# It's all gone...Everthing..gone.....



## Xiahko (Feb 24, 2010)

Just like that... Gone...
ABC News - Japan Earthquake: before and after

I can't believe I use to reside in Chiba.... So close to where the gas facility exploded.

I still have family over there. My friends parents are still missing.

Please pray for them. I can't eve imagine. It's like a bad dream. Can I wake up now?

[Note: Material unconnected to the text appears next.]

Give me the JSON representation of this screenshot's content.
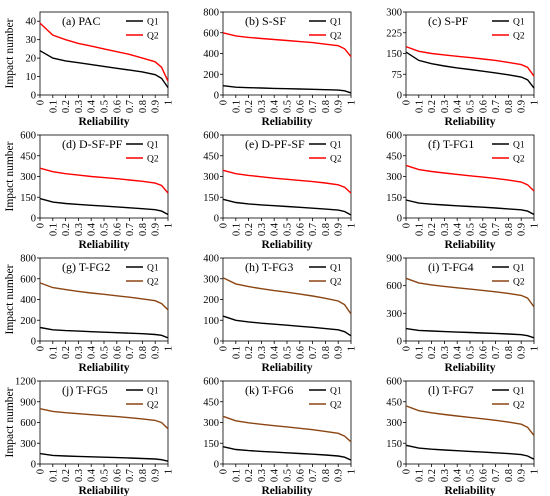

The pictures,remind me of an end of the world movie.


----------



## pitbullmamanatl (Jun 1, 2010)

((((((((((HUGS))))))))))))) So glad you weren't there when it happened though girl!


----------



## 9361 (Jun 25, 2009)

God this is horrible.


----------



## Black Rabbit (Nov 14, 2009)

I'm so sorry (hugs)


----------



## aus_staffy (Nov 10, 2009)

I can't imagine the worry you must have at the moment. I really hope your family and friends are OK.


----------



## dixieland (Aug 14, 2009)

Thoughts and prayors going out to you,your friends and your family


----------



## Blue_Nose_Bella (Jan 16, 2011)

So sorry.....my heart aches for the people of Japan. My prayers are with you and everyone affected. All these natural disasters are scary.


----------



## ames (Jun 6, 2010)

That is horrible, terrible news. I hope you hear something soon and I am so sorry for the loss of your country. I could not imagine, it seems to unreal and I can;t seem to stop looking at the coverage and wondering and hoping more people turn up who have been missing


----------



## circlemkennels (Aug 29, 2010)

that is so aweful!! i couldnt imagine what everyone over there is going through!! My prayers are with everyone!


----------



## Xiahko (Feb 24, 2010)

Thanks everyone! I heard from my friend. She is ok.
However, my other friends parents are still missing. They lived in Sendai,which was hit by the Tsunami.
Please pray for their safety.


----------



## Firehazard (Dec 4, 2009)

Im sorry for your loss.. . I've ignored this for a couple of days because I've been totally distraught and there nothing that can be done, and its somebody's fault(the people who tell us how to live)... I don't know you, but I love you :hug: May your year be full of life and reasons to live, peace and blessings be upon you. No way to prepare for this... Im sorry I have family in HI and thus ties to Japan.


----------